PRIME: Physics-Related Intelligent Mixture of Experts for Transistor Characteristics Prediction
Zhenxing Dou, Yijiao Wang, Tao Zou, Zhiwei Chen, Fei Liu, Peng Wang, Weisheng Zhao
TL;DR
This work tackles the difficulty of accurately predicting transistor I-V characteristics across multiple operating regions by introducing PRIME, a physics-related intelligent mixture of experts. PRIME replaces a static, single-model approach with a three-expert mixture whose gating network dynamically assigns region-specific importance, yielding substantial improvements (60%–84%) over state-of-the-art models on gate-all-around transistors.
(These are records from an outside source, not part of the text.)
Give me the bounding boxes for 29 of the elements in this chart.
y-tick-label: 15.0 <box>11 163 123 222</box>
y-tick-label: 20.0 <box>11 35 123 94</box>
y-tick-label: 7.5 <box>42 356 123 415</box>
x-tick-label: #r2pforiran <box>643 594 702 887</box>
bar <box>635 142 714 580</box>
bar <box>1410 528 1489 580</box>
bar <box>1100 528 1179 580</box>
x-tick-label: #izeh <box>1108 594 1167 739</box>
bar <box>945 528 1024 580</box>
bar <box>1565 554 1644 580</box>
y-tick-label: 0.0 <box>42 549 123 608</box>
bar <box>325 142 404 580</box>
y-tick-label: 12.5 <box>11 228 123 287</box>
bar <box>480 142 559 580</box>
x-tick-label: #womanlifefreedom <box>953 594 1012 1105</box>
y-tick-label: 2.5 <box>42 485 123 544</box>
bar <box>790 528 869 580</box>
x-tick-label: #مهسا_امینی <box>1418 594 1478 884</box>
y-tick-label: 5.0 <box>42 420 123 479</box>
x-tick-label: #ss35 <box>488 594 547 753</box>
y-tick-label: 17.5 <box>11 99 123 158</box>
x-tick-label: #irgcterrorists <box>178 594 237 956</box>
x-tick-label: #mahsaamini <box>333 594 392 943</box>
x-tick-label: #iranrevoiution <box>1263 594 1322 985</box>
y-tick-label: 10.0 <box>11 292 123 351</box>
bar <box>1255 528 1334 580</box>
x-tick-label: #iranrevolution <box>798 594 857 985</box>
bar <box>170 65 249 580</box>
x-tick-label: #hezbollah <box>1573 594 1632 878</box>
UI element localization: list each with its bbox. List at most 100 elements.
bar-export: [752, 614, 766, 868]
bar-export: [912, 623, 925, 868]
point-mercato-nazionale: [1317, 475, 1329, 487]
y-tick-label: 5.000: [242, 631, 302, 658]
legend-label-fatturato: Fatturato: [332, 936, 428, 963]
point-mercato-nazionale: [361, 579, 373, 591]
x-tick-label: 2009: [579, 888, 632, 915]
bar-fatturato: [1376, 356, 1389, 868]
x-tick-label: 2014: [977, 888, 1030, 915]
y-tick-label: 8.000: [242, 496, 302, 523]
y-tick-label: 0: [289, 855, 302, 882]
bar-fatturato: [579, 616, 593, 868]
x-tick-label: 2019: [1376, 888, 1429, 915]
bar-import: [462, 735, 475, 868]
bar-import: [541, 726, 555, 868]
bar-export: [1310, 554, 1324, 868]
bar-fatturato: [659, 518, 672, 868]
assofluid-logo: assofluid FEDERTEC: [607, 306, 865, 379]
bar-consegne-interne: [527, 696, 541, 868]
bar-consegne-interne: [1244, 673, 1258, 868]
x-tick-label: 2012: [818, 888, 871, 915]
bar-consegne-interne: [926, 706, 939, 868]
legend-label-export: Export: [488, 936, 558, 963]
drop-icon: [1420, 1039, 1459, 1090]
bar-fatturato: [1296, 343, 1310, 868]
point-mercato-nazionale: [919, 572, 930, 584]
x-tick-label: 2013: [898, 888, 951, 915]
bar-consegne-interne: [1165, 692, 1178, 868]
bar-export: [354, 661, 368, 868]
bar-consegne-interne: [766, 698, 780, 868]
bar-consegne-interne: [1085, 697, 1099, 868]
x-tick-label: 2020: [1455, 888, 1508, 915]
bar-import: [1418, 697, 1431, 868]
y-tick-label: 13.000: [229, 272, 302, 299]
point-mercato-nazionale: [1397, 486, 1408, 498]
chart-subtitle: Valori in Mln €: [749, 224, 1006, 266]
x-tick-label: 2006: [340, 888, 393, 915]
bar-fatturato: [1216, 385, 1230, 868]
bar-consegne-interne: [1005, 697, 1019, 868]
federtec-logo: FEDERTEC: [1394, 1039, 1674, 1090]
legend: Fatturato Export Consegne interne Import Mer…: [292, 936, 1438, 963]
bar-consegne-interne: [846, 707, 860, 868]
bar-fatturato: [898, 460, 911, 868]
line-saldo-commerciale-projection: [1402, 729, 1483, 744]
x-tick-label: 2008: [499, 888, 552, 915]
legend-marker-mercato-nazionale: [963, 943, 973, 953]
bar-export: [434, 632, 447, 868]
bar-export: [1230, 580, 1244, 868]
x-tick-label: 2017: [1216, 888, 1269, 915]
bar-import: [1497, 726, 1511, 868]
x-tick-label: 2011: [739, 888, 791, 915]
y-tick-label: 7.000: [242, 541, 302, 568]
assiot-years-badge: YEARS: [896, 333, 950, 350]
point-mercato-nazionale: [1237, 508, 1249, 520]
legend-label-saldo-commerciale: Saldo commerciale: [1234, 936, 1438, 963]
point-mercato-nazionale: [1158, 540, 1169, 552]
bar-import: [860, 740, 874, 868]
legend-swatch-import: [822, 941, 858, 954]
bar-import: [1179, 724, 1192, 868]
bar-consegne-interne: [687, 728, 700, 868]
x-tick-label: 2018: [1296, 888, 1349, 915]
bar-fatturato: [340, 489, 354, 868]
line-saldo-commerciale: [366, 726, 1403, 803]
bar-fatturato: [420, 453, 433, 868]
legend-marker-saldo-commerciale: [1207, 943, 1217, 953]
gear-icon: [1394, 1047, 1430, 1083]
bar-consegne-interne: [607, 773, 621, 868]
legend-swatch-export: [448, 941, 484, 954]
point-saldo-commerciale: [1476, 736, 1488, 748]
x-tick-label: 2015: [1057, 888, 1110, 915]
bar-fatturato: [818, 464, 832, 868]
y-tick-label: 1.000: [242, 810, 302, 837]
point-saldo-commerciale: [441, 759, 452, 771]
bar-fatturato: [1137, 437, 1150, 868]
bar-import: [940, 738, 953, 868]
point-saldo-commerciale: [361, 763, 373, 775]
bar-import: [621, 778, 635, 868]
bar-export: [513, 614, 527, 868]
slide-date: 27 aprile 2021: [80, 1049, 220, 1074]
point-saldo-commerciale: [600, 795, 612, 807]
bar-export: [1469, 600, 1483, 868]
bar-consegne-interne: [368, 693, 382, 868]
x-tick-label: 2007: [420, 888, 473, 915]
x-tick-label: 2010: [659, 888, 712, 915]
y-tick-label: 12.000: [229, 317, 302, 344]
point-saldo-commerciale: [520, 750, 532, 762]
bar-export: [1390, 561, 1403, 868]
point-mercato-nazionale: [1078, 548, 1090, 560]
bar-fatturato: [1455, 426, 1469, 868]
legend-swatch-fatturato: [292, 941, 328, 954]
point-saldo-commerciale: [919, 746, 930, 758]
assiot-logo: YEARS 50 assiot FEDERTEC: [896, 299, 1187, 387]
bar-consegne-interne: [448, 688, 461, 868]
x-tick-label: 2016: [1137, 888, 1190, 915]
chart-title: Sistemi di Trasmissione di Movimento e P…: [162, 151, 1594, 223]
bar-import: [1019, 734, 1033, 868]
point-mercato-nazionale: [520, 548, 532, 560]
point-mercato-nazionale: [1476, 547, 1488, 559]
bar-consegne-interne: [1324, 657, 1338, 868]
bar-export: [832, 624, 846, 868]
By incorporating high-order derivative regularization and leveraging TCAD-derived data, PRIME demonstrates robust generalization across shapes and holds promise for more accurate and efficient circuit simulation via SPICE-like analysis. The approach bridges physics knowledge and data-driven learning to deliver precise, region-aware transistor modeling suitable for design and fabrication workflows.
Abstract
In recent years, machine learning has been extensively applied to data prediction during process ramp-up, with a particular focus on transistor characteristics for circuit design and manufacture. However, capturing the nonlinear current response across multiple operating regions remains a challenge for neural networks. To address such challenge, a novel machine learning framework, PRIME (Physics-Related Intelligent Mixture of Experts), is proposed to capture and integrate complex regional characteristics. In essence, our framework incorporates physics-based knowledge with data-driven intelligence. By leveraging a dynamic weighting mechanism in its gating network, PRIME adaptively activates the suitable expert model based on distinct input data features. Extensive evaluations are conducted on various gate-all-around (GAA) structures to examine the effectiveness of PRIME and considerable improvements (60\%-84\%) in prediction accuracy are shown over state-of-the-art models.